I (f teen) noticed that i haven’t orgasmed once in my life i thought that maybe it is since i started masturbating a bit later than most people would but now i’m not to sure. People always say that when it comes to masturbating one shouldn’t be in their head i’m scared of performing wrong in the bedroom with my partner and he so noticed that i don’t really orgasm either. Not to get this wrong i completely enjoy the process of masturbating but when it comes to cumming i just don’t i feel there’s smth wrong with me idk just scary. I would prefer to talk to a family member about this sort of thing but masturbating is kinda like looked down upon or seen as something dirty in my family.

6 comments
  1. Masturbate alone, don’t try to cum but just focus on your sensations and the pleasure, and do what your body tells you

  2. I’ve had many partners who had difficulty or even found it impossible. Communicate honestly about it with your partners, assure them it’s not them, just the way you’re wired. The sex can still be very intimate and intense with a tight emotional connection.

    As you mature you might find some tricks to set yourself off, and share that with them as appropriate.

    But don’t worry: anxiety isn’t any use, and you should only sleep with people who are as comfortable with you as you deserve.

  3. First off, you are so not alone! There are plenty of people who are much much much older and haven’t had orgasms. Also, I guarantee your partner is also worried about performing badly. Even when you do have sex it can take partners quite some time to figure out what works and doesn’t. I’d start by being a little gentler on yourself. I think the best way to learn what works for you is you exploring yourself. Focus on the sensations and place you find bring you pleasure. Also it can take women. I think the average is like 20mins (don’t quite me on it) and that’s after being highly aroused already. You probably know this, but just in case most women don’t come from penetration alone. Usually, most need clitorial stimulation in order to reach orgasm or a combination of both.

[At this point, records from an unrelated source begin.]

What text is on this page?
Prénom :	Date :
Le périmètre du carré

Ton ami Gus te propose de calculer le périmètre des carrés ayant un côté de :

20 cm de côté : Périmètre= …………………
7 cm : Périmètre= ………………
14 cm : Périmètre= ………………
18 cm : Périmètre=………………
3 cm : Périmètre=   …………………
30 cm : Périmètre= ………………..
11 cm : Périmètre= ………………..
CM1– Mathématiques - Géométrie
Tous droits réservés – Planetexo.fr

You could also try using a vibrator.
    This might sound weird, but YouTube has a lot of videos that can teach you a lot, no matter how old someone is. There is also a show on Netflix The Principles of Pleasure it’s pretty informative.

  4. There is nothing wrong with you. I didn’t have an orgasm with a partner until about 2 years after I first started having sex. You have negative thoughts associated with masturbation so that’s no surprise you can’t get there , it will take time to change your attitude towards self pleasure, that’s perfectly normal. You should check out r/becomingorgasmic

  5. I had my first orgasm at 20 when I was just relaxed with someone and toying around with no motive other than playing. And after that is was pretty easy. You’ll be fine, relax and enjoy the pleasure

  6. You dont have to orgasm in the bedroom, just enjoy it and relax, otherwise youll stress about it and itll never happen. One day im sure itll happen, but it wont if youre thinking about it nonstop.